Problems with the OpenGPT-X tokenizer
Hello, and congratulations on the release! 🤗
I have tried to run some evaluations on the Teuken-7B-instruct-research-v0.4 but I keep encountering errors, which I believe come from the tokenizer.
Code to replicate (Transformers version: 4.42.3):
from transformers import GenerationConfig, TextGenerationPipeline, AutoTokenizer, AutoModelForCausalLM
import torch
tokenizer = AutoTokenizer.from_pretrained("openGPT-X/Teuken-7B-instruct-research-v0.4", trust_remote_code=True)
model = AutoModelForCausalLM.from_pretrained("openGPT-X/Teuken-7B-instruct-research-v0.4", trust_remote_code=True)
generation_config = GenerationConfig(max_new_tokens=100, do_sample=False)
device = torch.device("cuda" if torch.cuda.is_available() else "cpu")
generator = TextGenerationPipeline(model=model, task="text-generation",
tokenizer=tokenizer, device=device)
completion = generator("My name is", generation_config=generation_config)

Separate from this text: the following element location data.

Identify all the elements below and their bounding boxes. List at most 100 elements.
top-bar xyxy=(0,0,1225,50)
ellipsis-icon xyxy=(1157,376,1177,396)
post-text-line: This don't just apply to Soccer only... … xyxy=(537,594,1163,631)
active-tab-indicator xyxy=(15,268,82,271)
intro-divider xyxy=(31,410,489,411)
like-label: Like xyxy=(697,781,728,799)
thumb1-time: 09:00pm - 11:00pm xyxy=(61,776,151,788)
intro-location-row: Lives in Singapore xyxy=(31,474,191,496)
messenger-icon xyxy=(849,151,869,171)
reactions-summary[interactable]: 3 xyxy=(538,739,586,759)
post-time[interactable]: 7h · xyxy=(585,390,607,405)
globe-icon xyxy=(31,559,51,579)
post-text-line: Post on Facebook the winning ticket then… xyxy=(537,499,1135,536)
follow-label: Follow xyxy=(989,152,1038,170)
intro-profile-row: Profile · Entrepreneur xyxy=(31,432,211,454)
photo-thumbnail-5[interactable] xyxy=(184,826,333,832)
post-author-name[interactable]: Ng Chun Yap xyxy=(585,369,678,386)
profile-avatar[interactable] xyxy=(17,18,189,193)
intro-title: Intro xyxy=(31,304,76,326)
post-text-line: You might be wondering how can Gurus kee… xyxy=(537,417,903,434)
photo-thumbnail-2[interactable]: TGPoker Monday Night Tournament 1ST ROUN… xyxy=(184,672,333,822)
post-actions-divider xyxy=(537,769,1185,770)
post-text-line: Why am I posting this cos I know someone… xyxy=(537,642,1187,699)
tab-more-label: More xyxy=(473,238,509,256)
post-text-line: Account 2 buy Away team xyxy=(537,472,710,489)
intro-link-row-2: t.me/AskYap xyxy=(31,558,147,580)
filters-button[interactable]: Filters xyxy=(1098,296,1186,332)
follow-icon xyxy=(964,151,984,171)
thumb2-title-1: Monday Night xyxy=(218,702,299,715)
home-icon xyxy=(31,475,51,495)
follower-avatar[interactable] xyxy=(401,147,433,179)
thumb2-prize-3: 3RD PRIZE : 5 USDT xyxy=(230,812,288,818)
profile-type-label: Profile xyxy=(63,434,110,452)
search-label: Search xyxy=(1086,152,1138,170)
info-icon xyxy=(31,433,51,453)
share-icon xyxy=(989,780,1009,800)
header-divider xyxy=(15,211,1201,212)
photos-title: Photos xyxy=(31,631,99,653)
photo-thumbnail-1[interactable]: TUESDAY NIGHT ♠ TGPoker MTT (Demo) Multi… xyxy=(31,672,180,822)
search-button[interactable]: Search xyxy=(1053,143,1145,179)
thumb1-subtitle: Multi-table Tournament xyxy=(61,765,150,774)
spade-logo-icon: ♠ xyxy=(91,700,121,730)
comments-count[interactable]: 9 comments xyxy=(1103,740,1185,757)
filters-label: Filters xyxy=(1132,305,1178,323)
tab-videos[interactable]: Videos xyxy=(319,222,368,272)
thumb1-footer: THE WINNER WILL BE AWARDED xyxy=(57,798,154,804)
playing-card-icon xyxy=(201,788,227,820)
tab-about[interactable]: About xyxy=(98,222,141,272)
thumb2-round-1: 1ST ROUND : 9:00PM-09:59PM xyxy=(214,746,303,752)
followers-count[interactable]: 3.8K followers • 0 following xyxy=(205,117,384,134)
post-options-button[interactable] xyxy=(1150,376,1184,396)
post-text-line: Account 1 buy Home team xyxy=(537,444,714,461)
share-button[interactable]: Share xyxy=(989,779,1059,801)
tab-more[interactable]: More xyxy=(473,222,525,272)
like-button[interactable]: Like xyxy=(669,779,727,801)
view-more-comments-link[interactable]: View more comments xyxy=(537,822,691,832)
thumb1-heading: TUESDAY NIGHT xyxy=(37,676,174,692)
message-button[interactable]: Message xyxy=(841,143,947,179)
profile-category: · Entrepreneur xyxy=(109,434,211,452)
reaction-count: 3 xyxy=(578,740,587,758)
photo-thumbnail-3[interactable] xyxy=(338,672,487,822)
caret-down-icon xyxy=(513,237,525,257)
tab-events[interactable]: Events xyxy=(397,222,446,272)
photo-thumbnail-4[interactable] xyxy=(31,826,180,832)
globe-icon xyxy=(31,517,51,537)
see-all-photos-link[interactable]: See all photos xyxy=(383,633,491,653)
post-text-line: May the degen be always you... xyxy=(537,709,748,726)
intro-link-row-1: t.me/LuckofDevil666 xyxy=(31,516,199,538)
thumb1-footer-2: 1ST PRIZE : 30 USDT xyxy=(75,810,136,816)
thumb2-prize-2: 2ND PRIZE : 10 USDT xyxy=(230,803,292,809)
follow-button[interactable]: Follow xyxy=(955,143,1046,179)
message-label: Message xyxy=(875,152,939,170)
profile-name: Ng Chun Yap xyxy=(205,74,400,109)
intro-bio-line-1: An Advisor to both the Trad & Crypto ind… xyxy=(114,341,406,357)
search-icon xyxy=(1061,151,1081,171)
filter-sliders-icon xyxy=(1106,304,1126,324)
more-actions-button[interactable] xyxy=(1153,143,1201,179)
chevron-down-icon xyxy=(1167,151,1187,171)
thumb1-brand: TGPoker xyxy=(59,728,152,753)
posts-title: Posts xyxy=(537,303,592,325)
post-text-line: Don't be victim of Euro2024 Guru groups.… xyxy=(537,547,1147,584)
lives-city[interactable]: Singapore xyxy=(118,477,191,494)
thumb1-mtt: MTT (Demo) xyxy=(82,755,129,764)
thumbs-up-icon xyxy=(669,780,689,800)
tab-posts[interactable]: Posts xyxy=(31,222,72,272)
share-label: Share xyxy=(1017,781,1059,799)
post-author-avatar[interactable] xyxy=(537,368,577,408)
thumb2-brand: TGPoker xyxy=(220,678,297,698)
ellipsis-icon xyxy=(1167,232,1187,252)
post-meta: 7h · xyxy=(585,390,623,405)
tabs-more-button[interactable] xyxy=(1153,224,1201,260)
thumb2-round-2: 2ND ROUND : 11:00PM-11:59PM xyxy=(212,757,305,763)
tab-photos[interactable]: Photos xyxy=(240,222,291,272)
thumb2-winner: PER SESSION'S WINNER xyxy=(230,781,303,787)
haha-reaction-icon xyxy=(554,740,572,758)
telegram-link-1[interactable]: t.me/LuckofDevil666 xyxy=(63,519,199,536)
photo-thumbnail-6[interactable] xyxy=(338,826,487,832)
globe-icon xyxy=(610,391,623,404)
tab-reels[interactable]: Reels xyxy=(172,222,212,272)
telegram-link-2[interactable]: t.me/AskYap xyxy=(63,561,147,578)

Trying to use the model via the TextGenerationPipeline has given me (weirdly...) two distinct errors:
RuntimeError: Boolean value of Tensor with more than one value is ambiguous
Which is an error coming from Sentencepiece (Sentencepiece version: 0.2.0). And:
TypeError: HFGPTXTokenizer.decode() got an unexpected keyword argument 'skip_special_tokens'
This error comes from the custom tokenizer. Could you please provide workarounds or push some patches? The skip_special_tokens
error occurs when I try running this model on the Language Model Evaluation Harness
, which works for most of the main models found in the Hub.
PS: Are there prospects for releasing a fast tokenizer?
Cheers!
forgot the code block specifier for Python ._.
@danielsteinigen can you help?
Hi
@nicholasKluge
, thanks for pointing this out. It should be fixed now.
We will also look into fast tokenizers soon.